When war broke out with Poland, SS-Obersturmführer Herzig was the ordnance officer for SS Artillery Regiment SS-VT. On October 1, 1940 he was made commander of 3rd Company, 5th SS Motorcycle Reconnaissance Battalion, as part of Nordische Division (Nr. 5) (known as SS Infantry Division (mot.) Wiking after December 21, 1940, when Steiner merged SS-VT Regiment Germania with the Flemish and Dutch volunteers of Westland and the Norwegians, Swedes, and Danes of Nordland). Following staff work with Das Reich’s 2nd Regiment throughout 1942, Herzig, now an SS-Hauptsturmführer, was given command of the division’s 8th (Heavy) Company of Tiger Is.
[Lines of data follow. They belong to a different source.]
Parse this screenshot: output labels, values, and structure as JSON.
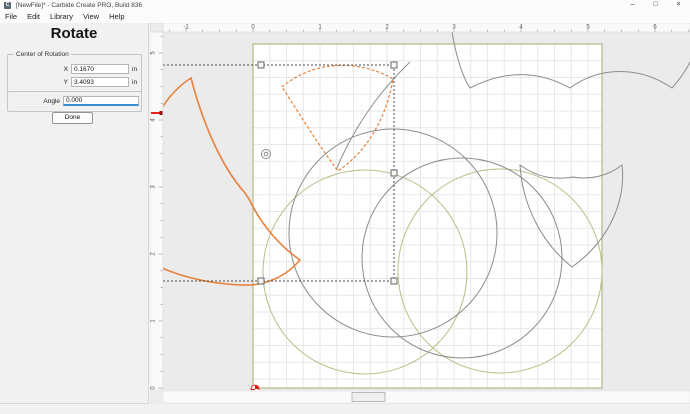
{
  "window": {
    "title": "[NewFile]* - Carbide Create PRO, Build 836",
    "icon": "C",
    "minimize": "–",
    "maximize": "□",
    "close": "×"
  },
  "menu": {
    "items": [
      "File",
      "Edit",
      "Library",
      "View",
      "Help"
    ]
  },
  "panel": {
    "title": "Rotate",
    "center_group": {
      "label": "Center of Rotation",
      "x_label": "X",
      "x_value": "0.1670",
      "x_unit": "in",
      "y_label": "Y",
      "y_value": "3.4093",
      "y_unit": "in"
    },
    "angle_label": "Angle",
    "angle_value": "0.000",
    "done_label": "Done"
  },
  "rulers": {
    "top_labels": [
      "-1",
      "0",
      "1",
      "2",
      "3",
      "4",
      "5",
      "6"
    ],
    "top_values": [
      -1,
      0,
      1,
      2,
      3,
      4,
      5,
      6
    ],
    "left_labels": [
      "0",
      "1",
      "2",
      "3",
      "4",
      "5"
    ],
    "left_values": [
      0,
      1,
      2,
      3,
      4,
      5
    ]
  },
  "colors": {
    "selected_orange": "#e8813c",
    "vector_gray": "#8c8c8c",
    "vector_olive": "#bdbd8a",
    "grid": "#e7e7e7",
    "job_border": "#a9a96d",
    "viewport_bg": "#ebebeb",
    "ruler_bg": "#fafafa",
    "selection": "#4a4a4a",
    "origin_red": "#dd1111",
    "ruler_marker_red": "#e82222"
  }
}
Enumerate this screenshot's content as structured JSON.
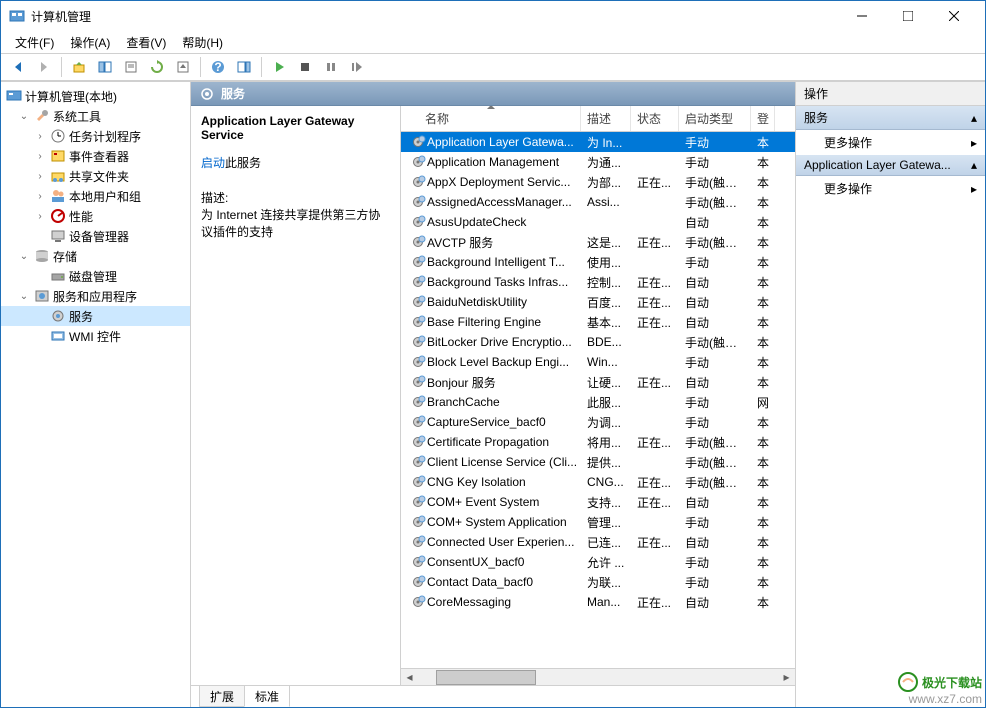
{
  "window": {
    "title": "计算机管理"
  },
  "menu": {
    "file": "文件(F)",
    "action": "操作(A)",
    "view": "查看(V)",
    "help": "帮助(H)"
  },
  "tree": {
    "root": "计算机管理(本地)",
    "system_tools": "系统工具",
    "task_scheduler": "任务计划程序",
    "event_viewer": "事件查看器",
    "shared_folders": "共享文件夹",
    "local_users": "本地用户和组",
    "performance": "性能",
    "device_manager": "设备管理器",
    "storage": "存储",
    "disk_mgmt": "磁盘管理",
    "services_apps": "服务和应用程序",
    "services": "服务",
    "wmi": "WMI 控件"
  },
  "center_header": "服务",
  "detail": {
    "name": "Application Layer Gateway Service",
    "link": "启动",
    "link_suffix": "此服务",
    "desc_label": "描述:",
    "desc": "为 Internet 连接共享提供第三方协议插件的支持"
  },
  "columns": {
    "name": "名称",
    "desc": "描述",
    "status": "状态",
    "startup": "启动类型",
    "logon": "登"
  },
  "services": [
    {
      "name": "Application Layer Gatewa...",
      "desc": "为 In...",
      "status": "",
      "startup": "手动",
      "logon": "本",
      "selected": true
    },
    {
      "name": "Application Management",
      "desc": "为通...",
      "status": "",
      "startup": "手动",
      "logon": "本"
    },
    {
      "name": "AppX Deployment Servic...",
      "desc": "为部...",
      "status": "正在...",
      "startup": "手动(触发...",
      "logon": "本"
    },
    {
      "name": "AssignedAccessManager...",
      "desc": "Assi...",
      "status": "",
      "startup": "手动(触发...",
      "logon": "本"
    },
    {
      "name": "AsusUpdateCheck",
      "desc": "",
      "status": "",
      "startup": "自动",
      "logon": "本"
    },
    {
      "name": "AVCTP 服务",
      "desc": "这是...",
      "status": "正在...",
      "startup": "手动(触发...",
      "logon": "本"
    },
    {
      "name": "Background Intelligent T...",
      "desc": "使用...",
      "status": "",
      "startup": "手动",
      "logon": "本"
    },
    {
      "name": "Background Tasks Infras...",
      "desc": "控制...",
      "status": "正在...",
      "startup": "自动",
      "logon": "本"
    },
    {
      "name": "BaiduNetdiskUtility",
      "desc": "百度...",
      "status": "正在...",
      "startup": "自动",
      "logon": "本"
    },
    {
      "name": "Base Filtering Engine",
      "desc": "基本...",
      "status": "正在...",
      "startup": "自动",
      "logon": "本"
    },
    {
      "name": "BitLocker Drive Encryptio...",
      "desc": "BDE...",
      "status": "",
      "startup": "手动(触发...",
      "logon": "本"
    },
    {
      "name": "Block Level Backup Engi...",
      "desc": "Win...",
      "status": "",
      "startup": "手动",
      "logon": "本"
    },
    {
      "name": "Bonjour 服务",
      "desc": "让硬...",
      "status": "正在...",
      "startup": "自动",
      "logon": "本"
    },
    {
      "name": "BranchCache",
      "desc": "此服...",
      "status": "",
      "startup": "手动",
      "logon": "网"
    },
    {
      "name": "CaptureService_bacf0",
      "desc": "为调...",
      "status": "",
      "startup": "手动",
      "logon": "本"
    },
    {
      "name": "Certificate Propagation",
      "desc": "将用...",
      "status": "正在...",
      "startup": "手动(触发...",
      "logon": "本"
    },
    {
      "name": "Client License Service (Cli...",
      "desc": "提供...",
      "status": "",
      "startup": "手动(触发...",
      "logon": "本"
    },
    {
      "name": "CNG Key Isolation",
      "desc": "CNG...",
      "status": "正在...",
      "startup": "手动(触发...",
      "logon": "本"
    },
    {
      "name": "COM+ Event System",
      "desc": "支持...",
      "status": "正在...",
      "startup": "自动",
      "logon": "本"
    },
    {
      "name": "COM+ System Application",
      "desc": "管理...",
      "status": "",
      "startup": "手动",
      "logon": "本"
    },
    {
      "name": "Connected User Experien...",
      "desc": "已连...",
      "status": "正在...",
      "startup": "自动",
      "logon": "本"
    },
    {
      "name": "ConsentUX_bacf0",
      "desc": "允许 ...",
      "status": "",
      "startup": "手动",
      "logon": "本"
    },
    {
      "name": "Contact Data_bacf0",
      "desc": "为联...",
      "status": "",
      "startup": "手动",
      "logon": "本"
    },
    {
      "name": "CoreMessaging",
      "desc": "Man...",
      "status": "正在...",
      "startup": "自动",
      "logon": "本"
    }
  ],
  "tabs": {
    "extended": "扩展",
    "standard": "标准"
  },
  "actions": {
    "title": "操作",
    "group1": "服务",
    "more1": "更多操作",
    "group2": "Application Layer Gatewa...",
    "more2": "更多操作"
  },
  "watermark": {
    "brand": "极光下载站",
    "url": "www.xz7.com"
  }
}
From May 1943 to August 1944 Herzig’s military career continued to focus on armored commands, and related training and instruction duties.
With experienced commanders needed at the front, Herzig was sent to the staff of SS Panzer Brigade Gross where the formation attempted to keep Soviet forces out of Riga and the Kurland Peninsula. Five months later SS-Sturmbannführer Herzig accepted his final command with 503rd Heavy SS Panzer Battalion, which he led from Arnswalde to the fall of Berlin. After days of desperate fighting in the German capital, Herzig won the Knight’s Cross for destroying eight Soviet tanks. By May 2, 1945, with all of his Tiger IIs destroyed or immobilized, he led what was left of his command from the Reich Air Ministry, and crossed the Elbe River to US lines.
Considered an effective commander by his men, Herzig was often distant and impersonal. His devotion to the cause, and bravery on the battlefield, were not doubted, as evidenced by his numerous political, combat, and sports awards. Herzig survived the war only to be killed in an automobile crash less than nine years later.